Klein: If we decided to create a single-payer system
with one of these huge price lists in the US
There would be nothing to stop
lobbying from hospitals from doctors from
drug companies. And those prices would get influenced.
So we could end up with a single-payer system
that is expensive. Even as expensive as
our current system.
It all depends on how much you negotiate down
the prices and now in America
these groups have so much power because they are so rich.
That it's really hard to get them to bring down the prices.
This is the irony of American healthcare:
It's so expensive that it's become hard to make it cheaper.
All that money they make, that becomes political power.
And years and years and years of overpaying -
those are huge industries now.
And they have a lot of influence in Congress.

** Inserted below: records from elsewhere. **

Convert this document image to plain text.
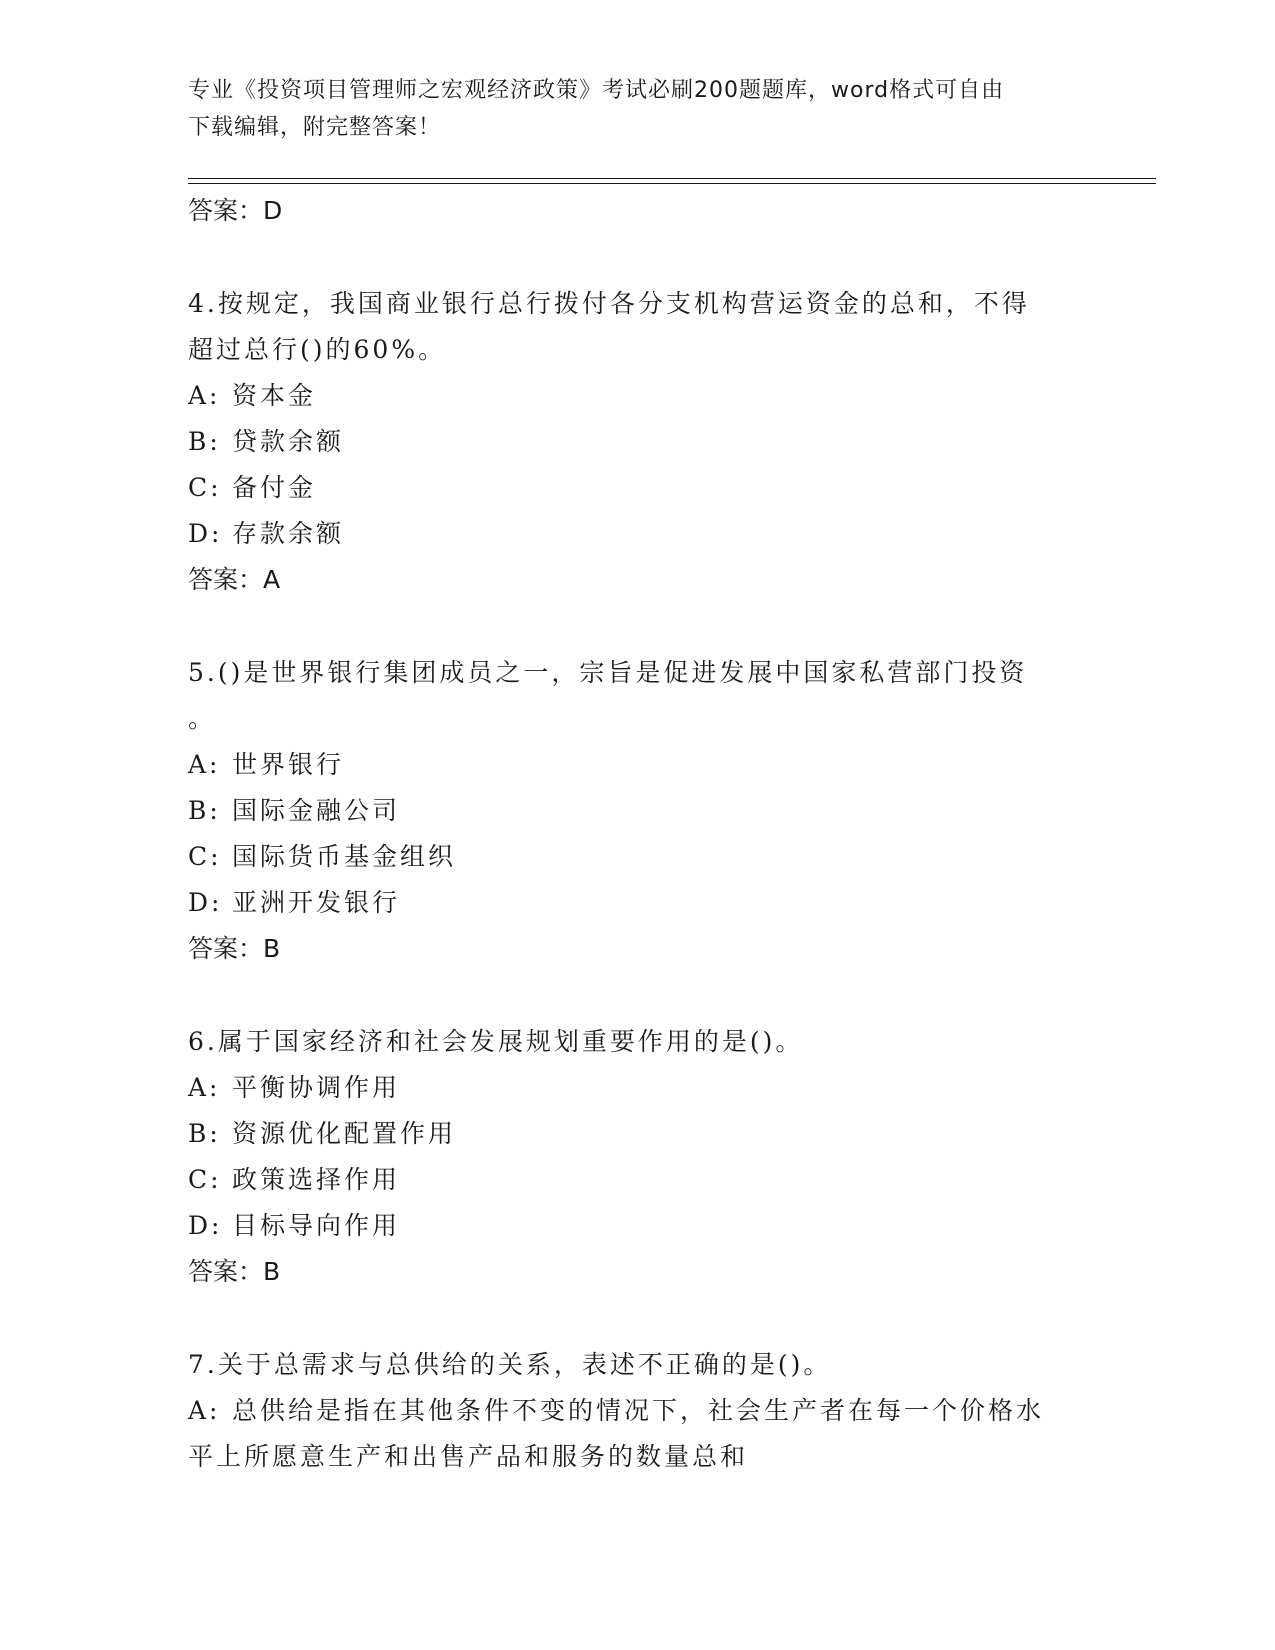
专业《投资项目管理师之宏观经济政策》考试必刷200题题库，word格式可自由
下载编辑，附完整答案！
答案：D
4.按规定，我国商业银行总行拨付各分支机构营运资金的总和，不得
超过总行()的60%。
A: 资本金
B: 贷款余额
C: 备付金
D: 存款余额
答案：A
5.()是世界银行集团成员之一，宗旨是促进发展中国家私营部门投资
。
A: 世界银行
B: 国际金融公司
C: 国际货币基金组织
D: 亚洲开发银行
答案：B
6.属于国家经济和社会发展规划重要作用的是()。
A: 平衡协调作用
B: 资源优化配置作用
C: 政策选择作用
D: 目标导向作用
答案：B
7.关于总需求与总供给的关系，表述不正确的是()。
A: 总供给是指在其他条件不变的情况下，社会生产者在每一个价格水
平上所愿意生产和出售产品和服务的数量总和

Under a single-payer system
if we did drive prices down, doctors and hospitals
they would be paid less than they are right now.
That might mean some of them close
or some go out of business or some move.
It would be really painful. One person's waste
is another person's essential service or local hospital
or their income. But then single-payer
it's not an all-or-nothing choice.
For instance, there's a really interesting section
of Bernie Sanders Medicare-for-all bill.
Where he lays out this interim plan.
It's a plan he wants while he's setting up
his new single-payer system.
And in that plan, he expands Medicare
to cover vision and dental.
And he opens it to nearly everyone.
Not just people 65 and older.
All kids go on Medicare automatically
and most adults can buy in.
That plan, on its own, it wouldn't get American
health care spending far down overnight.
But it would at least begin to recognize
what we already know
and what most other countries already do:
That health care is one of those things the government
can do cheaper and better than the private sector.